I have not tried net beans for C++, mostly because Eclipse CDT has lead me to believe that java IDE's shoe-horned to C++ IDE's don't seem to work that well. I could give Code::Blocks another shot as well.
So seriously, what do you recommend? And what specifically do you think your recommendation does better than Visual Studio?
It's a nerd religion. I think it is pretty obvious that expecting FOSS everywhere is unrealistic but much like creationists they already picked their world view and will now defend it even as the evidence against it piles up. FOSS doesn't have enough solutions for paying the bills, especially for desktop software. Gosling came out and said this recently but the FOSS crowd still wants to follow St. Stallman around even though he clearly doesn't have all the answers.
Now Microsoft has the "monopoly advantage" if they say now you need to cut off your left feet to implement Direct3D the videocard fabricant (Intel, Nvidia principally) will find somebody in charge of getting his or her feet cut off to keep the market.
This is nonsense.
The reality is that Microsoft works closely with the hardware and software developer so that everyone remains on the same page.
Microsoft builds a consensus around what is possible and what is desirable - not only in video and sound, but in every aspect of PC gaming.
I think if you look back a good few years (not long after doom 3 was released... just after Direct X 10 he said exactly the same thing)..
Infact Janurary 2007 according to wikipedia.

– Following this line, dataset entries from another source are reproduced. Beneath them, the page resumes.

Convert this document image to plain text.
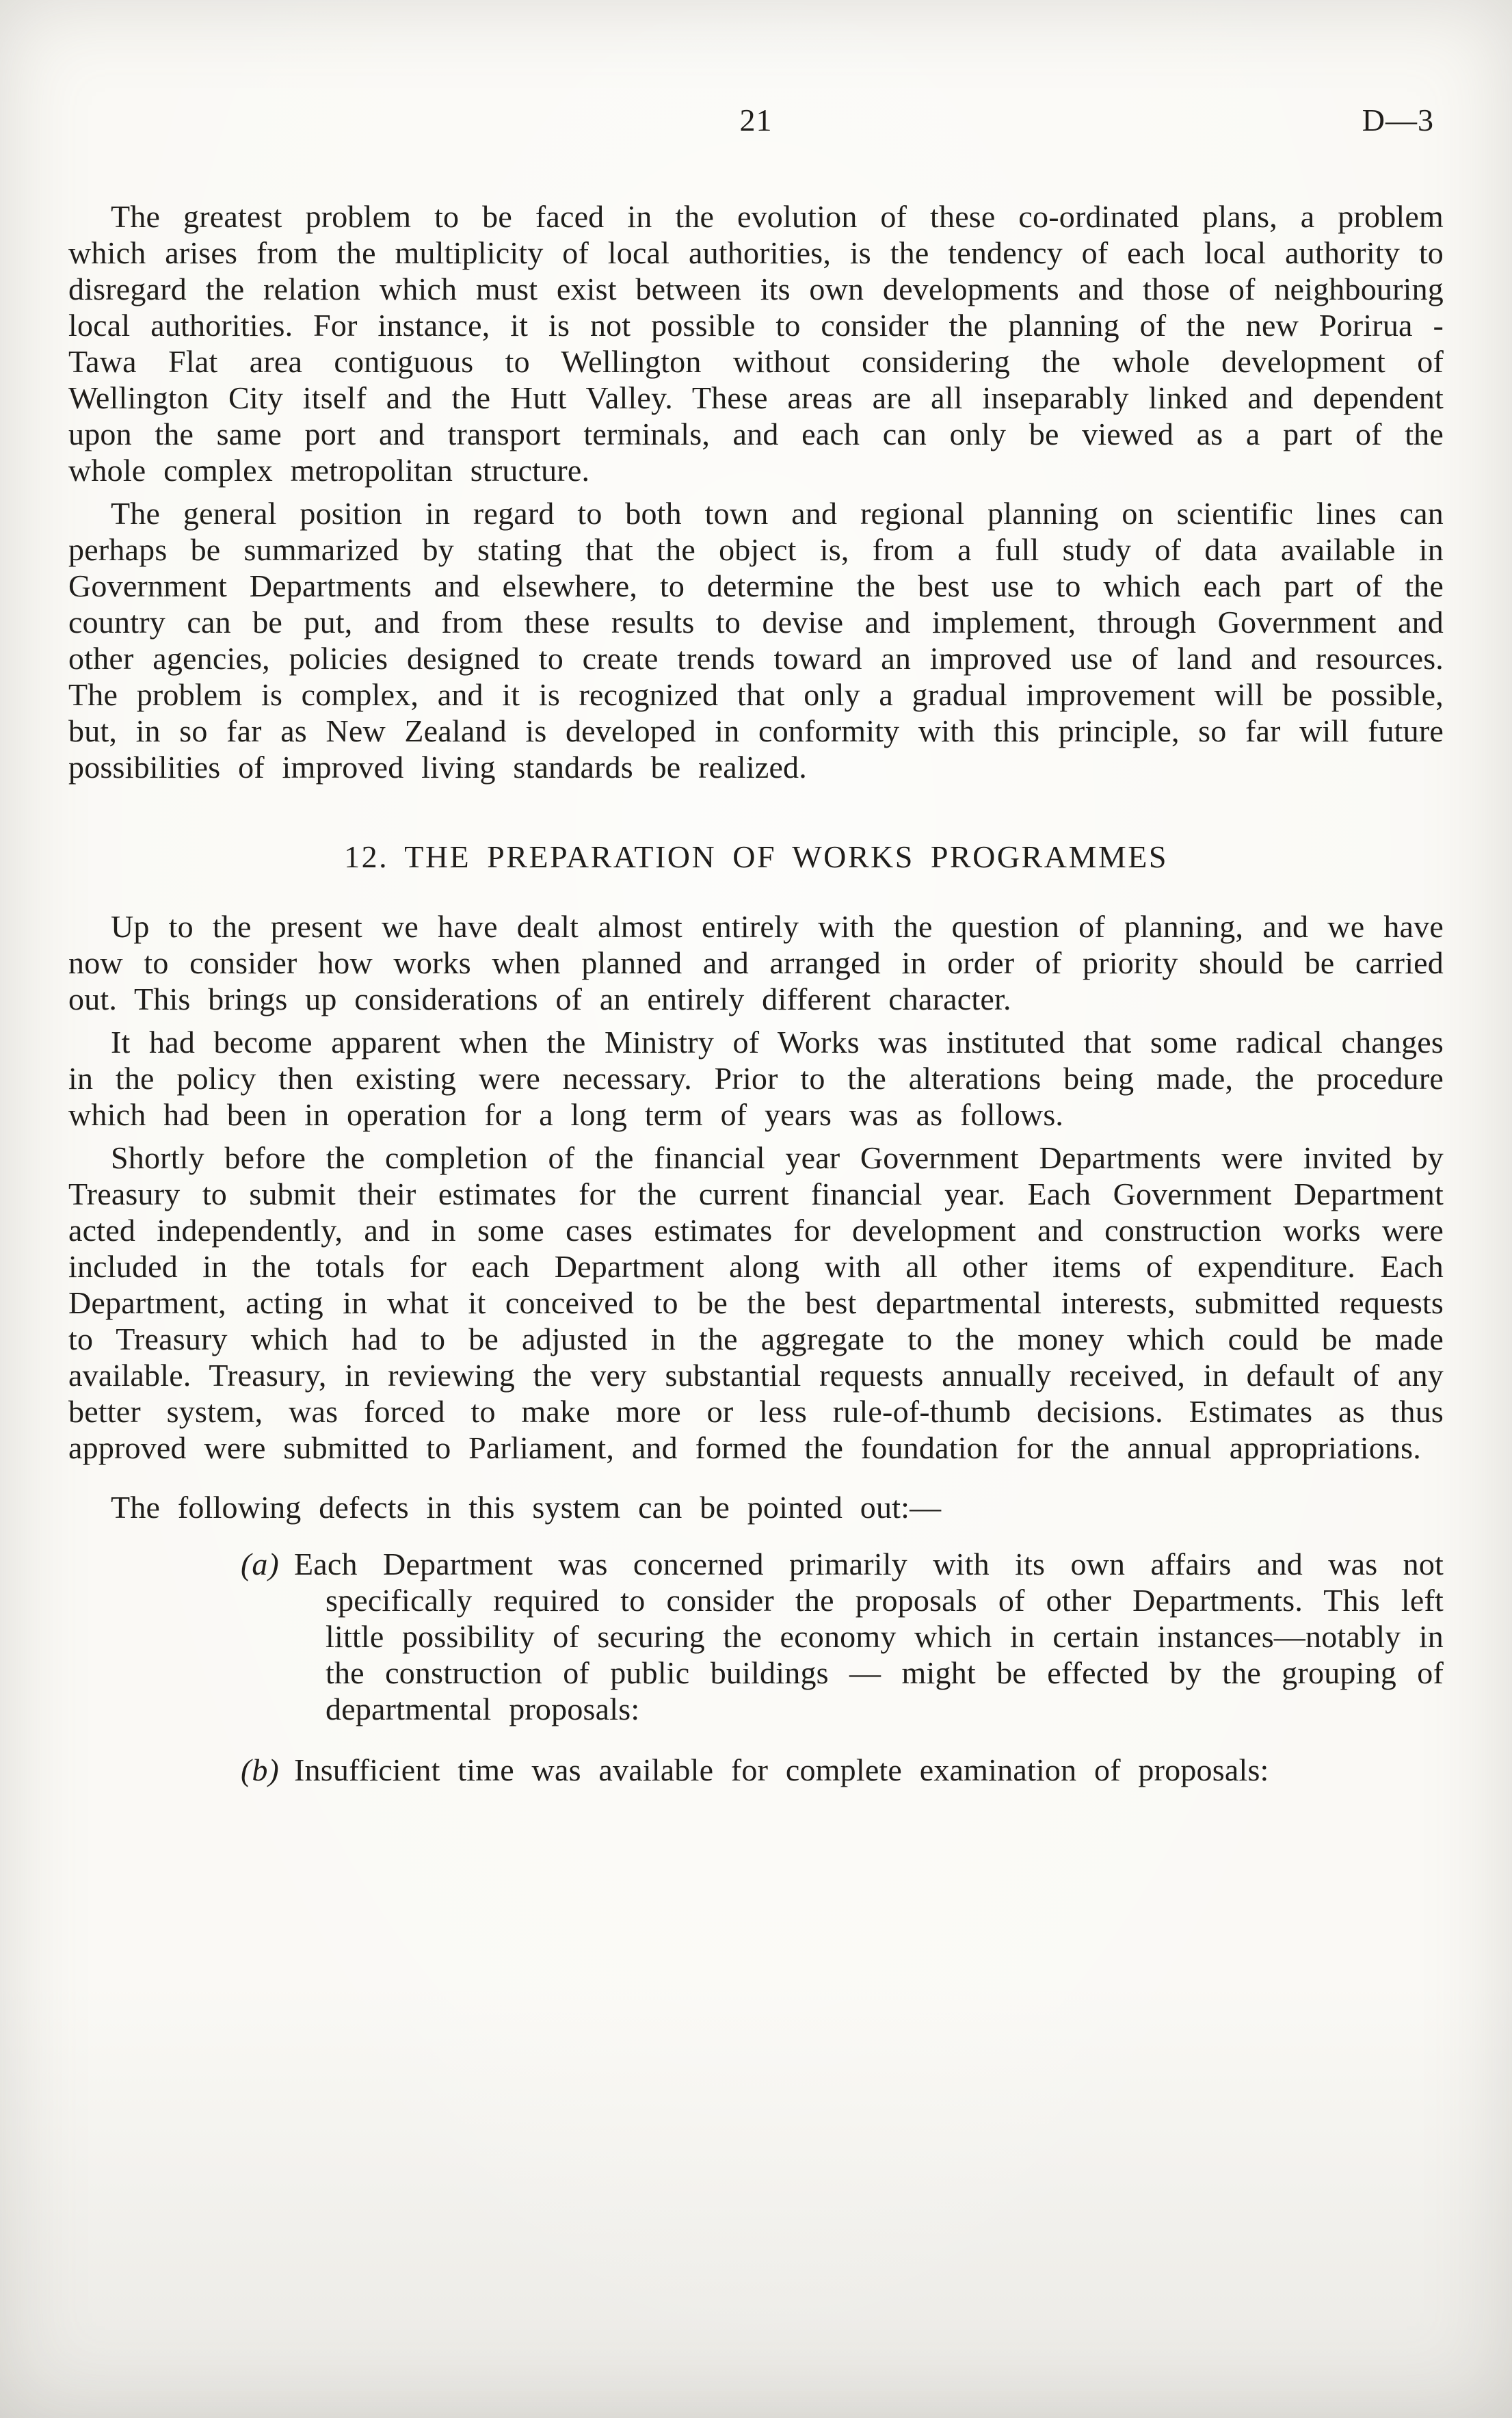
21	D—3

The greatest problem to be faced in the evolution of these co-ordinated plans, a problem which arises from the multiplicity of local authorities, is the tendency of each local authority to disregard the relation which must exist between its own developments and those of neighbouring local authorities. For instance, it is not possible to consider the planning of the new Porirua - Tawa Flat area contiguous to Wellington without considering the whole development of Wellington City itself and the Hutt Valley. These areas are all inseparably linked and dependent upon the same port and transport terminals, and each can only be viewed as a part of the whole complex metropolitan structure.

The general position in regard to both town and regional planning on scientific lines can perhaps be summarized by stating that the object is, from a full study of data available in Government Departments and elsewhere, to determine the best use to which each part of the country can be put, and from these results to devise and implement, through Government and other agencies, policies designed to create trends toward an improved use of land and resources. The problem is complex, and it is recognized that only a gradual improvement will be possible, but, in so far as New Zealand is developed in conformity with this principle, so far will future possibilities of improved living standards be realized.

12. THE PREPARATION OF WORKS PROGRAMMES

Up to the present we have dealt almost entirely with the question of planning, and we have now to consider how works when planned and arranged in order of priority should be carried out. This brings up considerations of an entirely different character.

It had become apparent when the Ministry of Works was instituted that some radical changes in the policy then existing were necessary. Prior to the alterations being made, the procedure which had been in operation for a long term of years was as follows.

Shortly before the completion of the financial year Government Departments were invited by Treasury to submit their estimates for the current financial year. Each Government Department acted independently, and in some cases estimates for development and construction works were included in the totals for each Department along with all other items of expenditure. Each Department, acting in what it conceived to be the best departmental interests, submitted requests to Treasury which had to be adjusted in the aggregate to the money which could be made available. Treasury, in reviewing the very substantial requests annually received, in default of any better system, was forced to make more or less rule-of-thumb decisions. Estimates as thus approved were submitted to Parliament, and formed the foundation for the annual appropriations.

The following defects in this system can be pointed out:—

(a) Each Department was concerned primarily with its own affairs and was not specifically required to consider the proposals of other Departments. This left little possibility of securing the economy which in certain instances—notably in the construction of public buildings — might be effected by the grouping of departmental proposals:

(b) Insufficient time was available for complete examination of proposals:
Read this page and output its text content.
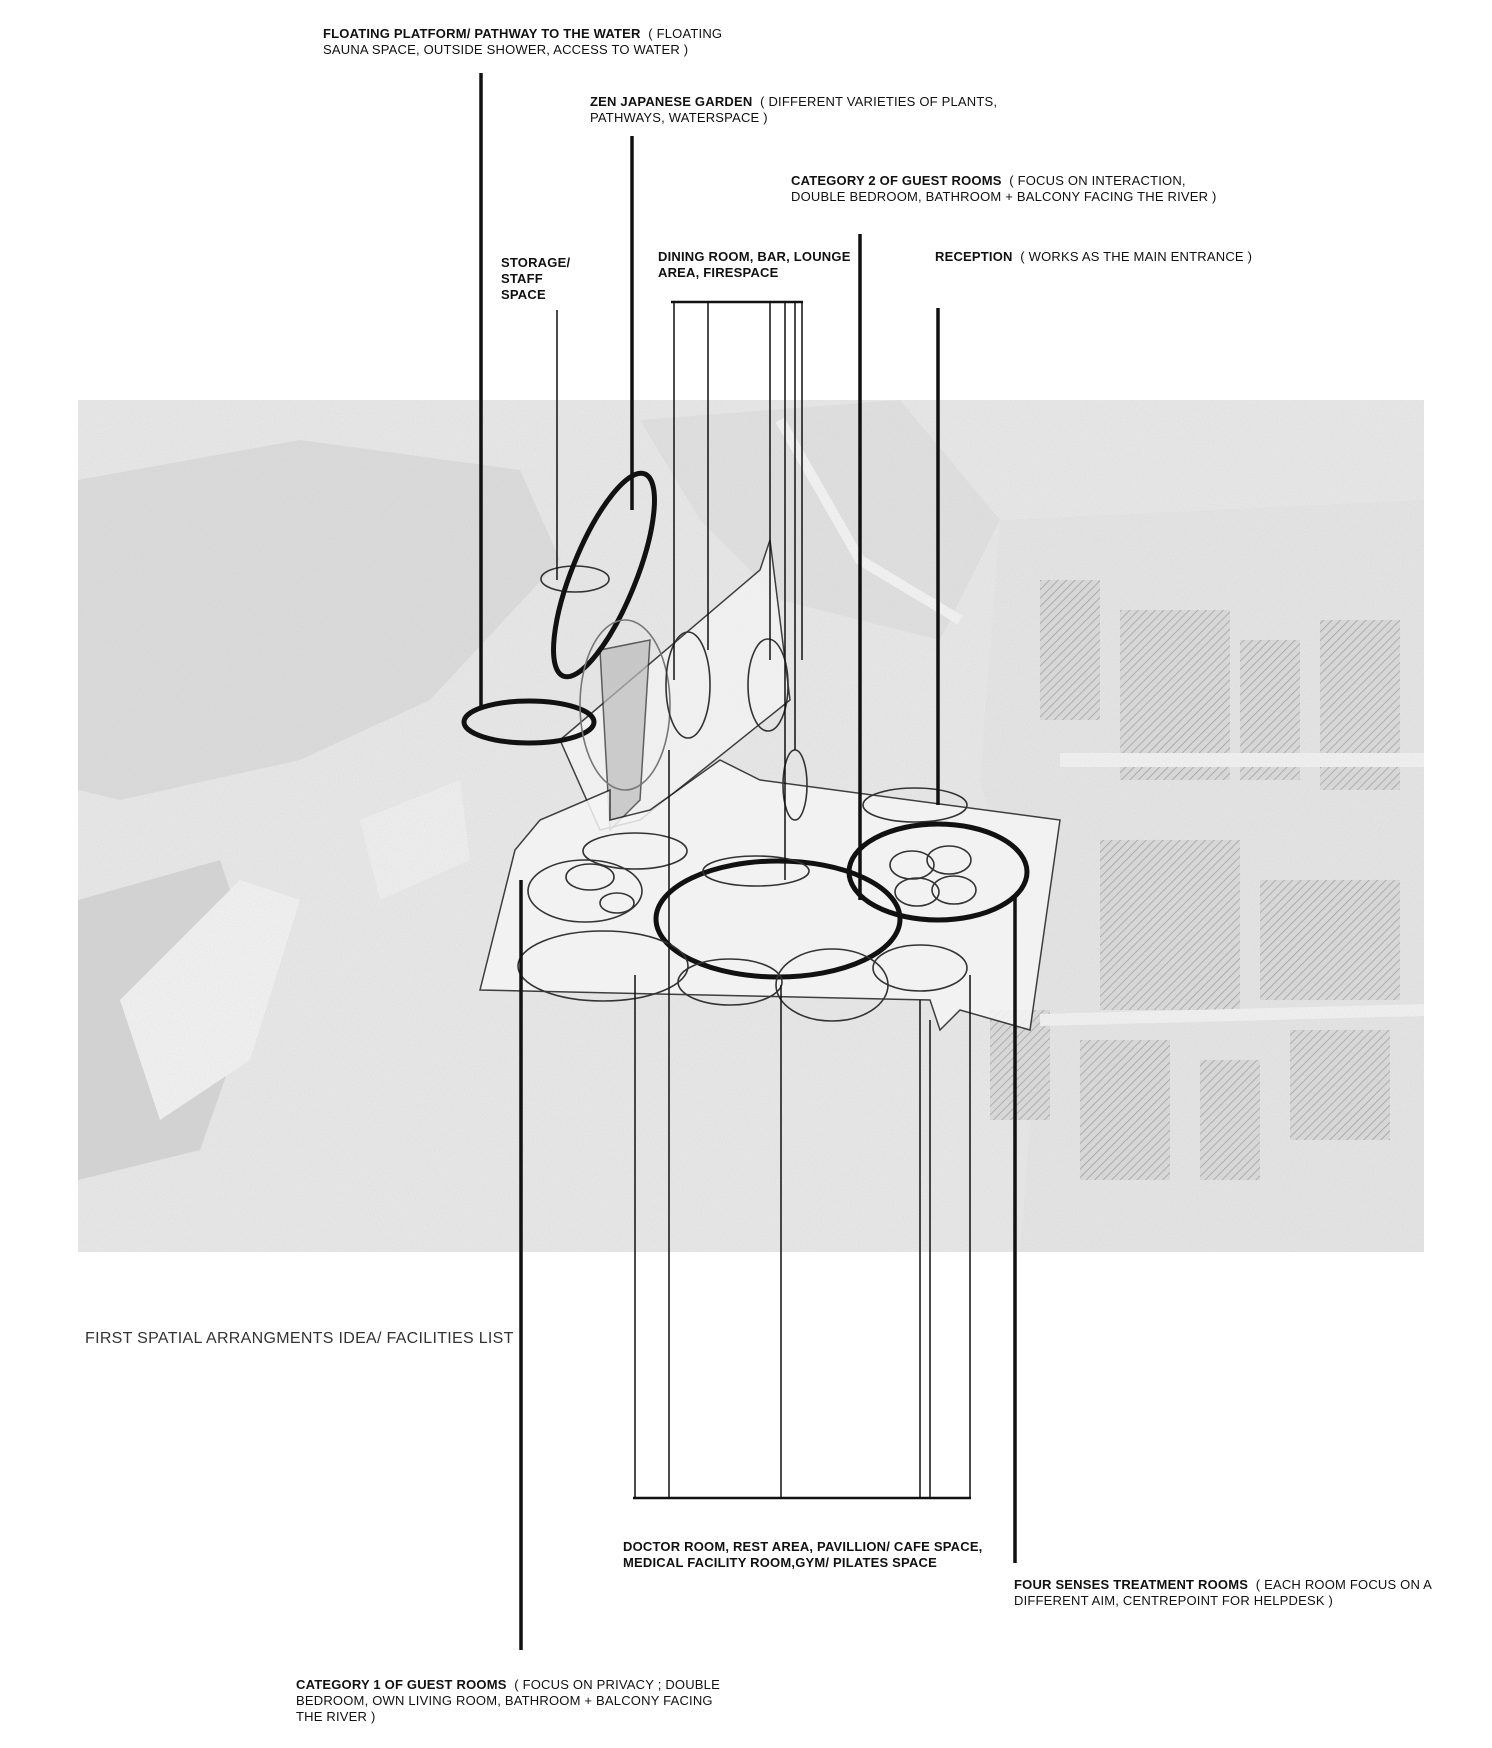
FLOATING PLATFORM/ PATHWAY TO THE WATER ( FLOATING SAUNA SPACE, OUTSIDE SHOWER, ACCESS TO WATER )
ZEN JAPANESE GARDEN ( DIFFERENT VARIETIES OF PLANTS, PATHWAYS, WATERSPACE )
CATEGORY 2 OF GUEST ROOMS ( FOCUS ON INTERACTION, DOUBLE BEDROOM, BATHROOM + BALCONY FACING THE RIVER )
STORAGE/ STAFF SPACE
DINING ROOM, BAR, LOUNGE AREA, FIRESPACE
RECEPTION ( WORKS AS THE MAIN ENTRANCE )
FIRST SPATIAL ARRANGMENTS IDEA/ FACILITIES LIST
DOCTOR ROOM, REST AREA, PAVILLION/ CAFE SPACE, MEDICAL FACILITY ROOM,GYM/ PILATES SPACE
FOUR SENSES TREATMENT ROOMS ( EACH ROOM FOCUS ON A DIFFERENT AIM, CENTREPOINT FOR HELPDESK )
CATEGORY 1 OF GUEST ROOMS ( FOCUS ON PRIVACY ; DOUBLE BEDROOM, OWN LIVING ROOM, BATHROOM + BALCONY FACING THE RIVER )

Some former critics of Direct3D acknowledge that now Direct3D is as good if not better than OpenGL in terms of capabilities and ease of use. In January 2007, John Carmack said that "DX9 is really quite a good API level. Even with the D3D side of things, where I know I have a long history of people thinking I'm antagonistic against it. Microsoft has done a very, very good job of sensibly evolving it at each step—they're not worried about breaking backwards compatibility—and it's a pretty clean API. I especially like the work I'm doing on the 360, and it's probably the best graphics API as far as a sensibly designed thing that I've worked with."
thank God the internet isn't a human right.